The OEM turbo is a Mitsubishi TD02. The Mitsubishi TDxx line really are among some of the most reliable non-diesel turbos.

There are aftermarket upgrades, but they are based around the TD02/TD025 (1.5T Equinox/Malibu) base turbo.

Look into the BNR wastegate actuator if that's your problem with the current one.


----------



## busted33 (4 mo ago)

jblackburn said:


> The OEM turbo is a Mitsubishi TD02. The Mitsubishi TDxx line really are among some of the most reliable non-diesel turbos.
> 
> There are aftermarket upgrades, but they are based around the TD02/TD025 (1.5T Equinox/Malibu) base turbo.
> 
> Look into the BNR wastegate actuator if that's your problem with the current one.


Thanks for the feedback.
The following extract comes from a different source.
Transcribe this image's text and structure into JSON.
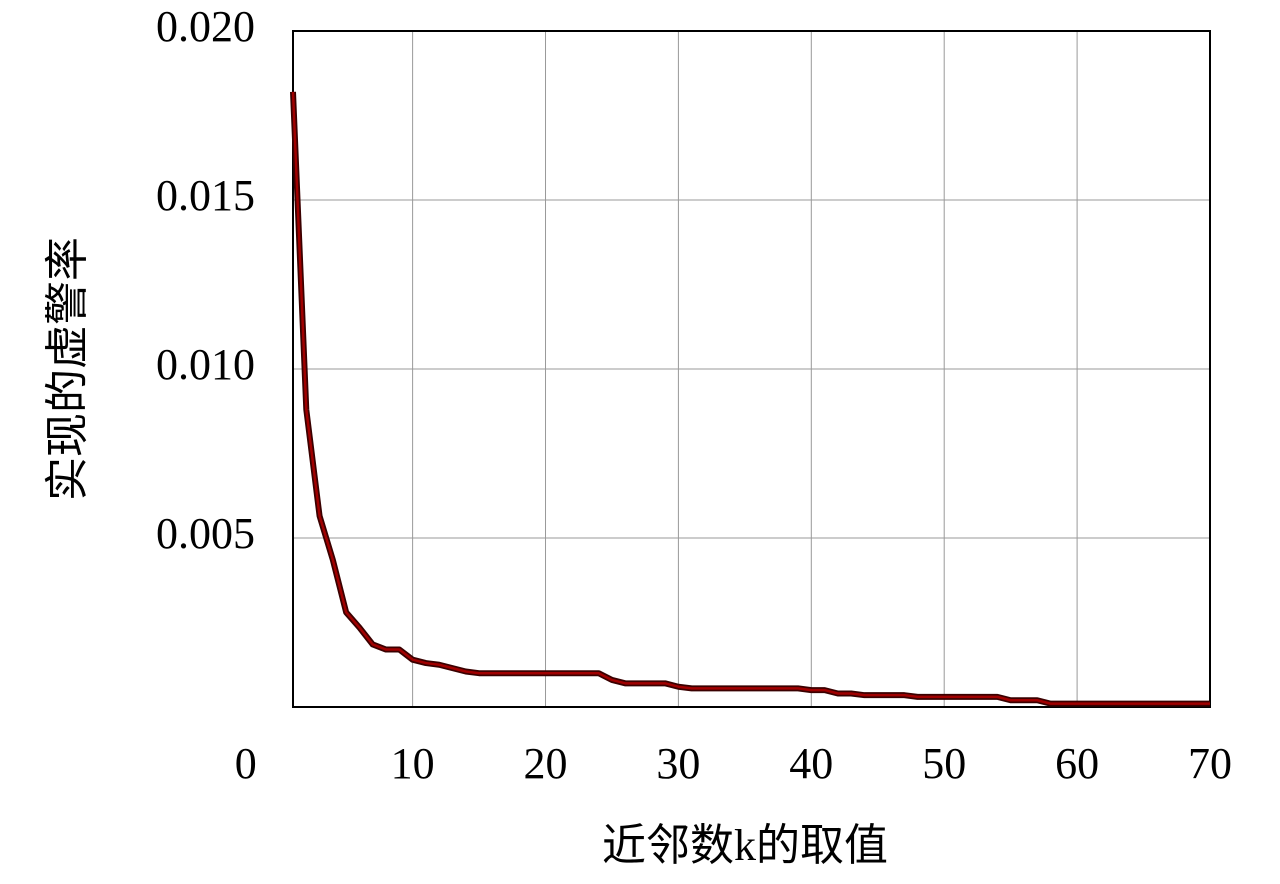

I just realized that I probably should have placed this in the Gen 2 section as the LE2 appears to be a gen 2 product.

I am shocked to hear that these turbos are some of the most reliable turbos out there when there are so many documented failures. The waste gate on mine is literally wobbling in the the unit and gets really stuck every other time its opened. The car has 53k miles on it. Would an actuator from BNR remedy this issue after the turbo is replaced? As for a source for the OEM turbo, are there any site sponsors that would be recommended to give my money to or is the dealership the best option? Again, thanks for the help!


----------



## jblackburn (Apr 14, 2012)

You ran across this one being a common failure? Just curious as I have mostly seen the actuators themselves fail and throw underboost codes.

BNR afaik only sells the upgraded turbo that you’d then need a tube for as well.

if you’re just looking for a stock one, GM Parts Direct has been one of my go to sites.


----------



## Jimster480 (11 mo ago)

busted33 said:


> Thanks for the feedback. I just realized that I probably should have placed this in the Gen 2 section as the LE2 appears to be a gen 2 product.
> 
> I am shocked to hear that these turbos are some of the most reliable turbos out there when there are so many documented failures. The waste gate on mine is literally wobbling in the the unit and gets really stuck every other time its opened. The car has 53k miles on it. Would an actuator from BNR remedy this issue after the turbo is replaced? As for a source for the OEM turbo, are there any site sponsors that would be recommended to give my money to or is the dealership the best option? Again, thanks for the help!


yes the stock turbo is one of the more reliable ones but the wastegates do fail. So it sounds like your issue is the wastegate and not the turbo itself.


----------